Foi ao saber-se deposto que Getúlio Vargas não hesitou em acionar o gatilho contra o próprio peito, uma vez redigida para essa eventualidade a sua carta-testamento, que é o maior libelo já inscrito na História da América Latina contra “grupos econômicos e financeiros internacionais”.
Num artigo que escreveu logo após o suicídio de Vargas e recusado, meses a fio, pela grande imprensa, até como matéria paga, só em agosto de 1955 publicado, no Jornal de Debates, Mattos Pimenta denunciava que ”o imenso poder econômico da Standard Oil” conseguira finalmente repetir em nosso país, “em outro estilo, as deposições ocorridas na Venezuela (Rômulo Gallegos) e no Irã (Mossadegh)”.
Em discurso dirigido aos trabalhadores, pronunciado a 1º de maio de 1951 em Volta Redonda, o presidente Vargas declarava: “Nesta parada cívica em que me tivestes ao vosso lado congregam-se dois esteios da nossa confiança no futuro do país: o advento de uma ordem social mais justa e o começo da grande indústria. Emancipação do trabalhador pelo reconhecimento dos seus direitos, emancipação econômica através da formação de uma indústria de base. Basta Volta Redonda para sagrar um governo de empreendimentos e realizações. Monumento que desafia a passagem dos anos, é um marco da nossa independência econômica”(...)
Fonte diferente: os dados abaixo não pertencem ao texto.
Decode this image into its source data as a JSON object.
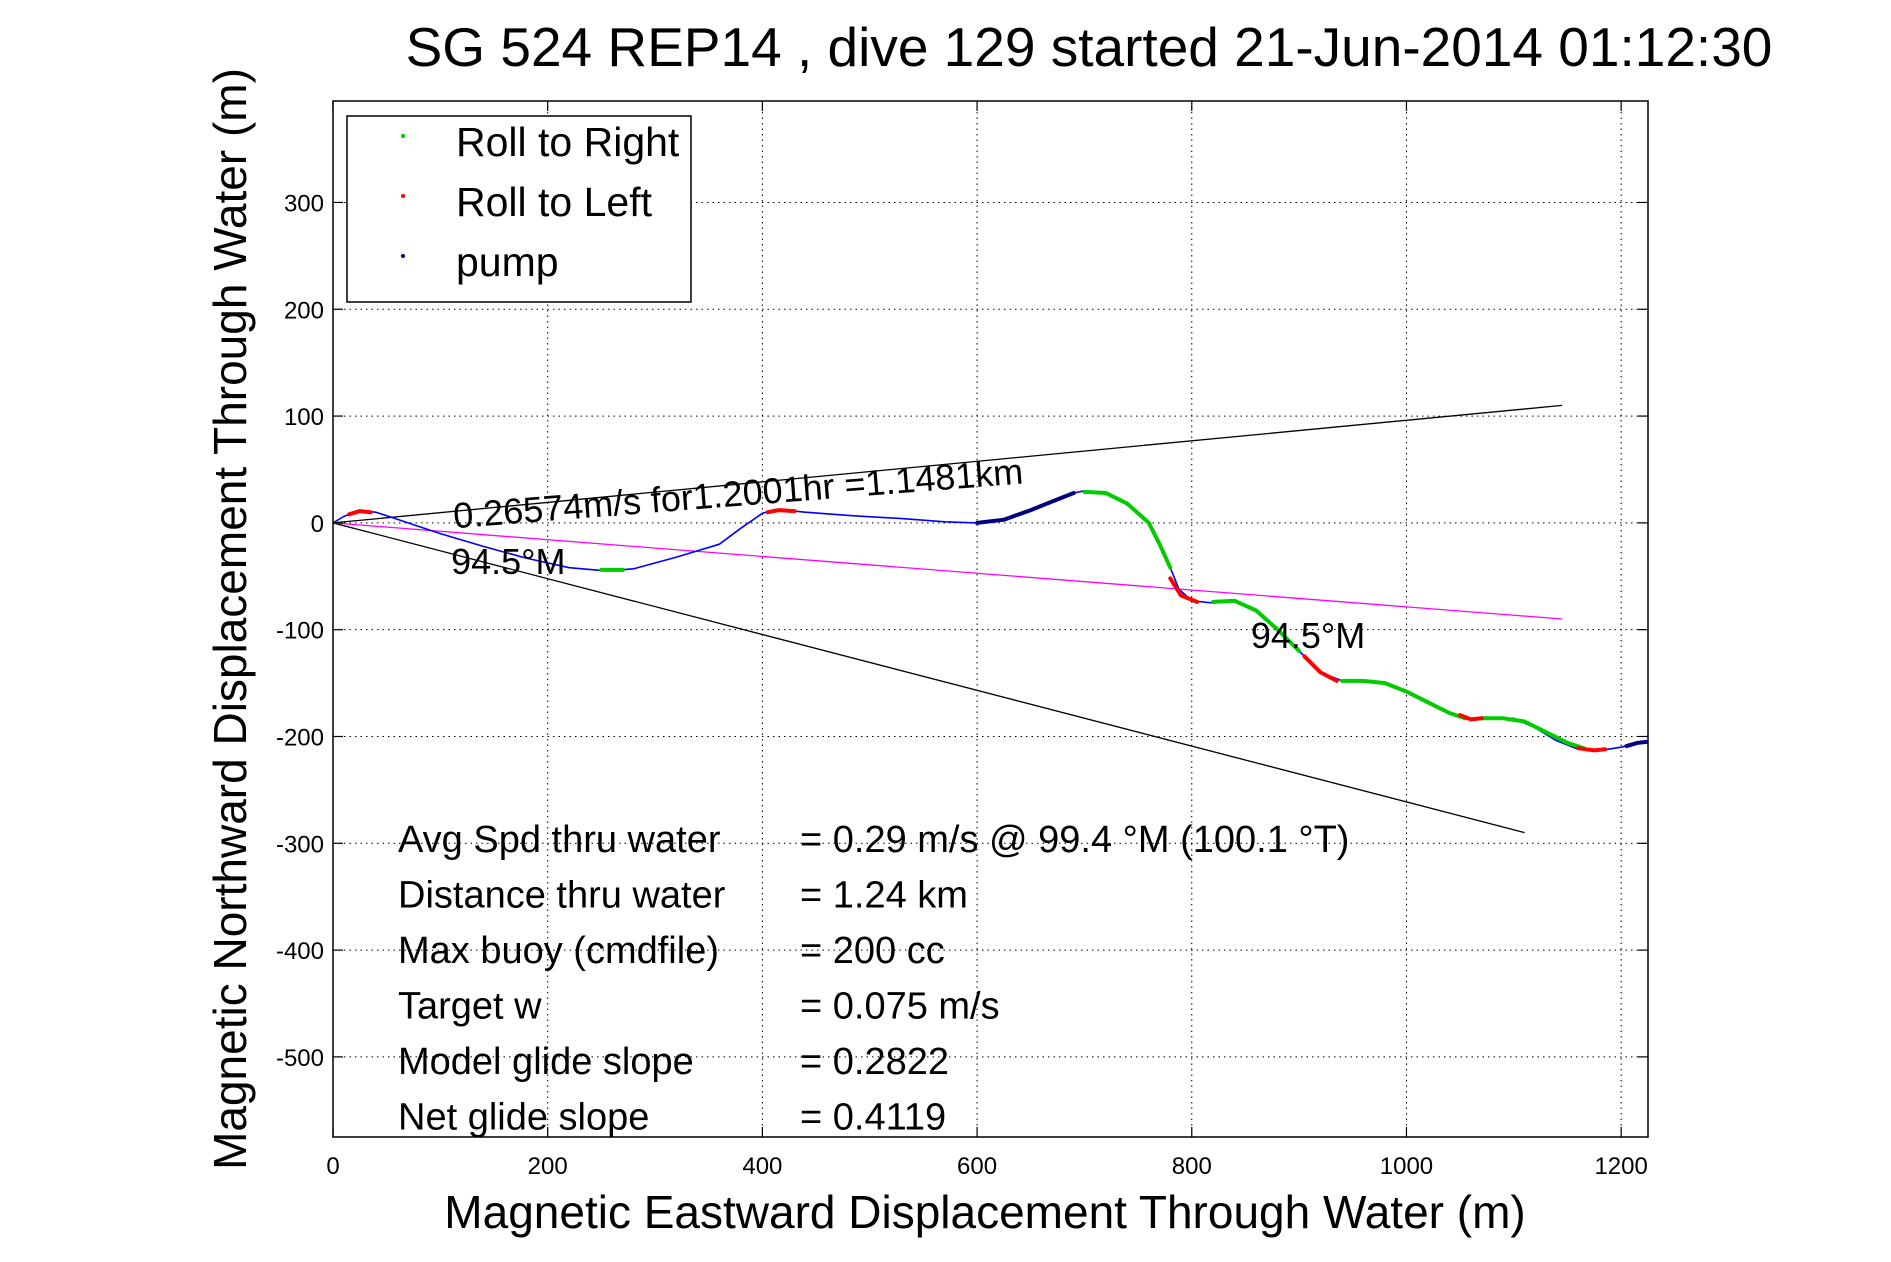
{
  "chart_data": {
    "type": "line",
    "title": "SG 524   REP14  , dive 129 started 21-Jun-2014 01:12:30",
    "xlabel": "Magnetic Eastward Displacement Through Water (m)",
    "ylabel": "Magnetic Northward Displacement Through Water (m)",
    "xlim": [
      0,
      1225
    ],
    "ylim": [
      -575,
      395
    ],
    "x_ticks": [
      0,
      200,
      400,
      600,
      800,
      1000,
      1200
    ],
    "y_ticks": [
      300,
      200,
      100,
      0,
      -100,
      -200,
      -300,
      -400,
      -500
    ],
    "grid": true,
    "legend_position": "top-left",
    "legend": [
      {
        "label": "Roll to Right",
        "color": "#00cc00"
      },
      {
        "label": "Roll to Left",
        "color": "#ff0000"
      },
      {
        "label": "pump",
        "color": "#000080"
      }
    ],
    "track": {
      "name": "track",
      "color": "#0000ff",
      "x": [
        0,
        10,
        20,
        30,
        40,
        55,
        70,
        100,
        140,
        180,
        220,
        255,
        280,
        320,
        360,
        380,
        400,
        410,
        420,
        440,
        480,
        530,
        570,
        600,
        625,
        650,
        670,
        690,
        700,
        720,
        740,
        760,
        770,
        780,
        788,
        800,
        820,
        840,
        860,
        880,
        900,
        920,
        940,
        960,
        980,
        1000,
        1020,
        1040,
        1060,
        1080,
        1100,
        1120,
        1140,
        1160,
        1180,
        1200,
        1210,
        1225
      ],
      "y": [
        0,
        6,
        10,
        11,
        10,
        5,
        0,
        -10,
        -22,
        -33,
        -42,
        -45,
        -43,
        -32,
        -20,
        -5,
        9,
        12,
        12,
        10,
        7,
        4,
        1,
        0,
        3,
        12,
        20,
        28,
        30,
        28,
        18,
        0,
        -20,
        -42,
        -62,
        -73,
        -75,
        -73,
        -82,
        -100,
        -120,
        -140,
        -148,
        -148,
        -150,
        -158,
        -168,
        -178,
        -184,
        -183,
        -183,
        -192,
        -204,
        -212,
        -213,
        -210,
        -207,
        -205
      ]
    },
    "roll_to_right_segments": [
      {
        "x": [
          250,
          270
        ],
        "y": [
          -44,
          -44
        ]
      },
      {
        "x": [
          700,
          720,
          740,
          760,
          770,
          780
        ],
        "y": [
          29,
          28,
          18,
          0,
          -20,
          -42
        ]
      },
      {
        "x": [
          820,
          840,
          860,
          880,
          900
        ],
        "y": [
          -74,
          -73,
          -82,
          -100,
          -120
        ]
      },
      {
        "x": [
          940,
          960,
          980,
          1000,
          1020,
          1040,
          1055
        ],
        "y": [
          -148,
          -148,
          -150,
          -158,
          -168,
          -178,
          -183
        ]
      },
      {
        "x": [
          1070,
          1090,
          1110,
          1130,
          1150,
          1165
        ],
        "y": [
          -183,
          -183,
          -186,
          -196,
          -206,
          -211
        ]
      }
    ],
    "roll_to_left_segments": [
      {
        "x": [
          15,
          25,
          35
        ],
        "y": [
          8,
          11,
          10
        ]
      },
      {
        "x": [
          405,
          415,
          430
        ],
        "y": [
          10,
          12,
          11
        ]
      },
      {
        "x": [
          780,
          790,
          805
        ],
        "y": [
          -52,
          -68,
          -74
        ]
      },
      {
        "x": [
          905,
          920,
          935
        ],
        "y": [
          -125,
          -140,
          -148
        ]
      },
      {
        "x": [
          1050,
          1060,
          1070
        ],
        "y": [
          -180,
          -184,
          -183
        ]
      },
      {
        "x": [
          1160,
          1175,
          1185
        ],
        "y": [
          -211,
          -213,
          -212
        ]
      }
    ],
    "pump_segments": [
      {
        "x": [
          600,
          625,
          650,
          670,
          690
        ],
        "y": [
          0,
          3,
          12,
          20,
          28
        ]
      },
      {
        "x": [
          1205,
          1215,
          1225
        ],
        "y": [
          -209,
          -206,
          -205
        ]
      }
    ],
    "cone_lines": {
      "color": "#000000",
      "upper": {
        "x": [
          0,
          1145
        ],
        "y": [
          0,
          110
        ]
      },
      "lower": {
        "x": [
          0,
          1110
        ],
        "y": [
          0,
          -290
        ]
      }
    },
    "heading_line": {
      "color": "#ff00ff",
      "x": [
        0,
        1145
      ],
      "y": [
        0,
        -90
      ]
    },
    "annotations": [
      {
        "text": "0.26574m/s for1.2001hr =1.1481km",
        "x": 113,
        "y": -5,
        "rotate": -4.5
      },
      {
        "text": "94.5°M",
        "x": 110,
        "y": -48,
        "rotate": 0
      },
      {
        "text": "94.5°M",
        "x": 855,
        "y": -117,
        "rotate": 0
      }
    ],
    "stats": [
      {
        "label": "Avg Spd thru water",
        "value": "=  0.29 m/s @  99.4 °M (100.1 °T)"
      },
      {
        "label": "Distance thru water",
        "value": "=  1.24 km"
      },
      {
        "label": "Max buoy (cmdfile)",
        "value": "= 200 cc"
      },
      {
        "label": "Target w",
        "value": "= 0.075 m/s"
      },
      {
        "label": "Model glide slope",
        "value": "= 0.2822"
      },
      {
        "label": "Net glide slope",
        "value": "= 0.4119"
      }
    ]
  }
}
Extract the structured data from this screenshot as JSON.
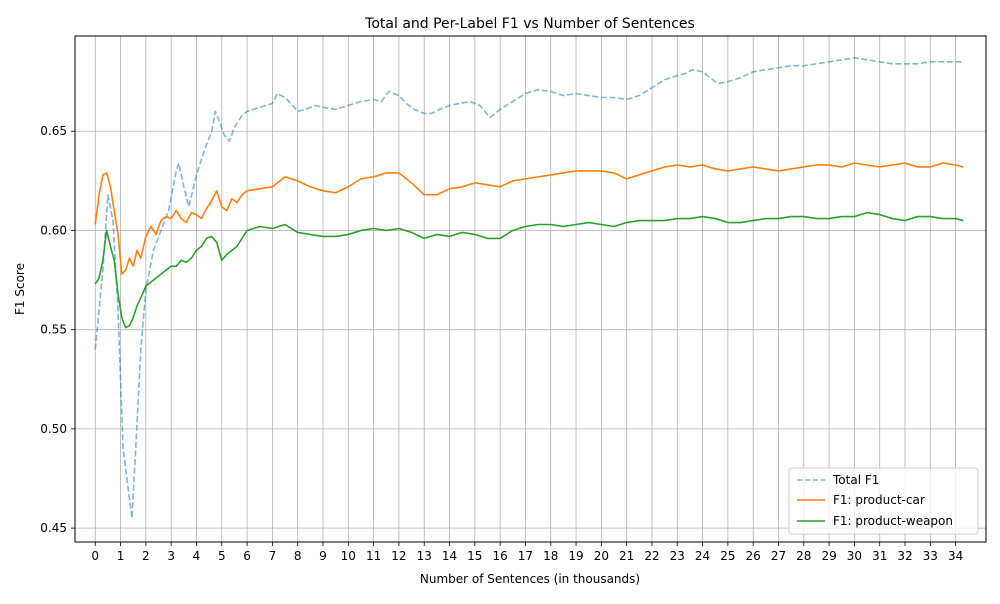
{
  "chart_data": {
    "type": "line",
    "title": "Total and Per-Label F1 vs Number of Sentences",
    "xlabel": "Number of Sentences (in thousands)",
    "ylabel": "F1 Score",
    "xlim": [
      -0.8,
      35.2
    ],
    "ylim": [
      0.443,
      0.698
    ],
    "x_ticks": [
      0,
      1,
      2,
      3,
      4,
      5,
      6,
      7,
      8,
      9,
      10,
      11,
      12,
      13,
      14,
      15,
      16,
      17,
      18,
      19,
      20,
      21,
      22,
      23,
      24,
      25,
      26,
      27,
      28,
      29,
      30,
      31,
      32,
      33,
      34
    ],
    "y_ticks": [
      0.45,
      0.5,
      0.55,
      0.6,
      0.65
    ],
    "y_tick_labels": [
      "0.45",
      "0.50",
      "0.55",
      "0.60",
      "0.65"
    ],
    "grid": true,
    "legend_position": "lower-right",
    "series": [
      {
        "name": "Total F1",
        "color": "#1f77b4",
        "style": "dashed",
        "alpha": 0.55,
        "x": [
          0,
          0.3,
          0.5,
          0.7,
          0.9,
          1.1,
          1.3,
          1.45,
          1.6,
          1.8,
          2.0,
          2.3,
          2.6,
          2.9,
          3.2,
          3.3,
          3.5,
          3.7,
          4.0,
          4.3,
          4.6,
          4.75,
          4.9,
          5.1,
          5.3,
          5.5,
          5.8,
          6.0,
          6.5,
          7.0,
          7.2,
          7.5,
          7.8,
          8.0,
          8.3,
          8.7,
          9.0,
          9.5,
          10.0,
          10.5,
          11.0,
          11.3,
          11.6,
          12.0,
          12.3,
          12.6,
          13.0,
          13.3,
          13.6,
          14.0,
          14.4,
          14.8,
          15.2,
          15.6,
          16.0,
          16.5,
          17.0,
          17.5,
          18.0,
          18.5,
          19.0,
          19.5,
          20.0,
          20.5,
          21.0,
          21.5,
          22.0,
          22.5,
          23.0,
          23.3,
          23.6,
          24.0,
          24.3,
          24.6,
          25.0,
          25.5,
          26.0,
          26.5,
          27.0,
          27.5,
          28.0,
          28.5,
          29.0,
          29.5,
          30.0,
          30.5,
          31.0,
          31.5,
          32.0,
          32.5,
          33.0,
          33.5,
          34.0,
          34.3
        ],
        "y": [
          0.54,
          0.58,
          0.618,
          0.605,
          0.56,
          0.49,
          0.47,
          0.455,
          0.49,
          0.54,
          0.57,
          0.59,
          0.6,
          0.61,
          0.63,
          0.634,
          0.622,
          0.612,
          0.628,
          0.64,
          0.65,
          0.66,
          0.655,
          0.648,
          0.645,
          0.652,
          0.658,
          0.66,
          0.662,
          0.664,
          0.669,
          0.667,
          0.663,
          0.66,
          0.661,
          0.663,
          0.662,
          0.661,
          0.663,
          0.665,
          0.666,
          0.665,
          0.67,
          0.668,
          0.664,
          0.661,
          0.659,
          0.659,
          0.661,
          0.663,
          0.664,
          0.665,
          0.663,
          0.657,
          0.661,
          0.665,
          0.669,
          0.671,
          0.67,
          0.668,
          0.669,
          0.668,
          0.667,
          0.667,
          0.666,
          0.668,
          0.672,
          0.676,
          0.678,
          0.679,
          0.681,
          0.68,
          0.677,
          0.674,
          0.675,
          0.677,
          0.68,
          0.681,
          0.682,
          0.683,
          0.683,
          0.684,
          0.685,
          0.686,
          0.687,
          0.686,
          0.685,
          0.684,
          0.684,
          0.684,
          0.685,
          0.685,
          0.685,
          0.685
        ]
      },
      {
        "name": "F1: product-car",
        "color": "#ff7f0e",
        "style": "solid",
        "alpha": 1,
        "x": [
          0,
          0.15,
          0.3,
          0.45,
          0.6,
          0.75,
          0.9,
          1.05,
          1.2,
          1.35,
          1.5,
          1.65,
          1.8,
          2.0,
          2.2,
          2.4,
          2.6,
          2.8,
          3.0,
          3.2,
          3.4,
          3.6,
          3.8,
          4.0,
          4.2,
          4.4,
          4.6,
          4.8,
          5.0,
          5.2,
          5.4,
          5.6,
          5.8,
          6.0,
          6.5,
          7.0,
          7.5,
          8.0,
          8.5,
          9.0,
          9.5,
          10.0,
          10.5,
          11.0,
          11.5,
          12.0,
          12.5,
          13.0,
          13.5,
          14.0,
          14.5,
          15.0,
          15.5,
          16.0,
          16.5,
          17.0,
          17.5,
          18.0,
          18.5,
          19.0,
          19.5,
          20.0,
          20.5,
          21.0,
          21.5,
          22.0,
          22.5,
          23.0,
          23.5,
          24.0,
          24.5,
          25.0,
          25.5,
          26.0,
          26.5,
          27.0,
          27.5,
          28.0,
          28.5,
          29.0,
          29.5,
          30.0,
          30.5,
          31.0,
          31.5,
          32.0,
          32.5,
          33.0,
          33.5,
          34.0,
          34.3
        ],
        "y": [
          0.603,
          0.618,
          0.628,
          0.629,
          0.622,
          0.61,
          0.598,
          0.578,
          0.58,
          0.586,
          0.582,
          0.59,
          0.586,
          0.597,
          0.602,
          0.598,
          0.605,
          0.607,
          0.606,
          0.61,
          0.606,
          0.604,
          0.609,
          0.608,
          0.606,
          0.611,
          0.615,
          0.62,
          0.612,
          0.61,
          0.616,
          0.614,
          0.618,
          0.62,
          0.621,
          0.622,
          0.627,
          0.625,
          0.622,
          0.62,
          0.619,
          0.622,
          0.626,
          0.627,
          0.629,
          0.629,
          0.624,
          0.618,
          0.618,
          0.621,
          0.622,
          0.624,
          0.623,
          0.622,
          0.625,
          0.626,
          0.627,
          0.628,
          0.629,
          0.63,
          0.63,
          0.63,
          0.629,
          0.626,
          0.628,
          0.63,
          0.632,
          0.633,
          0.632,
          0.633,
          0.631,
          0.63,
          0.631,
          0.632,
          0.631,
          0.63,
          0.631,
          0.632,
          0.633,
          0.633,
          0.632,
          0.634,
          0.633,
          0.632,
          0.633,
          0.634,
          0.632,
          0.632,
          0.634,
          0.633,
          0.632
        ]
      },
      {
        "name": "F1: product-weapon",
        "color": "#2ca02c",
        "style": "solid",
        "alpha": 1,
        "x": [
          0,
          0.15,
          0.3,
          0.45,
          0.6,
          0.75,
          0.9,
          1.05,
          1.2,
          1.35,
          1.5,
          1.65,
          1.8,
          2.0,
          2.2,
          2.4,
          2.6,
          2.8,
          3.0,
          3.2,
          3.4,
          3.6,
          3.8,
          4.0,
          4.2,
          4.4,
          4.6,
          4.8,
          5.0,
          5.2,
          5.4,
          5.6,
          5.8,
          6.0,
          6.5,
          7.0,
          7.5,
          8.0,
          8.5,
          9.0,
          9.5,
          10.0,
          10.5,
          11.0,
          11.5,
          12.0,
          12.5,
          13.0,
          13.5,
          14.0,
          14.5,
          15.0,
          15.5,
          16.0,
          16.5,
          17.0,
          17.5,
          18.0,
          18.5,
          19.0,
          19.5,
          20.0,
          20.5,
          21.0,
          21.5,
          22.0,
          22.5,
          23.0,
          23.5,
          24.0,
          24.5,
          25.0,
          25.5,
          26.0,
          26.5,
          27.0,
          27.5,
          28.0,
          28.5,
          29.0,
          29.5,
          30.0,
          30.5,
          31.0,
          31.5,
          32.0,
          32.5,
          33.0,
          33.5,
          34.0,
          34.3
        ],
        "y": [
          0.573,
          0.576,
          0.585,
          0.6,
          0.592,
          0.585,
          0.568,
          0.556,
          0.551,
          0.552,
          0.556,
          0.562,
          0.566,
          0.572,
          0.574,
          0.576,
          0.578,
          0.58,
          0.582,
          0.582,
          0.585,
          0.584,
          0.586,
          0.59,
          0.592,
          0.596,
          0.597,
          0.594,
          0.585,
          0.588,
          0.59,
          0.592,
          0.596,
          0.6,
          0.602,
          0.601,
          0.603,
          0.599,
          0.598,
          0.597,
          0.597,
          0.598,
          0.6,
          0.601,
          0.6,
          0.601,
          0.599,
          0.596,
          0.598,
          0.597,
          0.599,
          0.598,
          0.596,
          0.596,
          0.6,
          0.602,
          0.603,
          0.603,
          0.602,
          0.603,
          0.604,
          0.603,
          0.602,
          0.604,
          0.605,
          0.605,
          0.605,
          0.606,
          0.606,
          0.607,
          0.606,
          0.604,
          0.604,
          0.605,
          0.606,
          0.606,
          0.607,
          0.607,
          0.606,
          0.606,
          0.607,
          0.607,
          0.609,
          0.608,
          0.606,
          0.605,
          0.607,
          0.607,
          0.606,
          0.606,
          0.605
        ]
      }
    ]
  }
}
Passam-se os anos, e Volta Redonda foi a primeira a cair. No governo de Itamar Franco, e praticamente pelas mãos do sociólogo Fernando Henrique Cardoso, que era o ministro da Fazenda. Já no governo de Cardoso cai a Vale do Rio Doce, seguindo-se a abertura do mapa do imensurável tesouro do Brasil -- via Internet -- aos tentáculos da “alta finança”, diria Vargas, e depois de ter sido quebrado o monopólio estatal do petróleo: o passo de ganso para a entrega da Petrobrás ao garrote da liberália, o neoliberalismo, que se rege por uma doutrina (calvinista) norte-americana do século XIX, a do “destino manifesto”, calcada na dos “anjos (vitorianos) da paz”. Eram os piratas de S.M. a Rainha dos Mares, o Reino Unido, em franca vilegiatura por terras banhadas pelo rio de la Plata.
Aqui no Brasil, o primeiro herdeiro político de Getúlio Vargas: João Goulart, o Jango, que retomaria, com as denominadas Reformas de Base, o projeto de libertação econômica, social e política do país das garras do imperialismo, é apeado do poder através de uma conspiração internacional cujos botões logísticos se achavam instalados na embaixada americana e sua rede de consulados. O segundo e último herdeiro, Leonel de Moura Brizola, mal conseguiu alçar vôo -- morrendo na praia... Por culpa de nossas próprias esquerdas de Ipanema, que ajudaram o sistema dominante a enterrar de vez o trabalhismo nacional.
Posto tudo isso, pergunta-se: -- Terá valido o sacrifício de Vargas?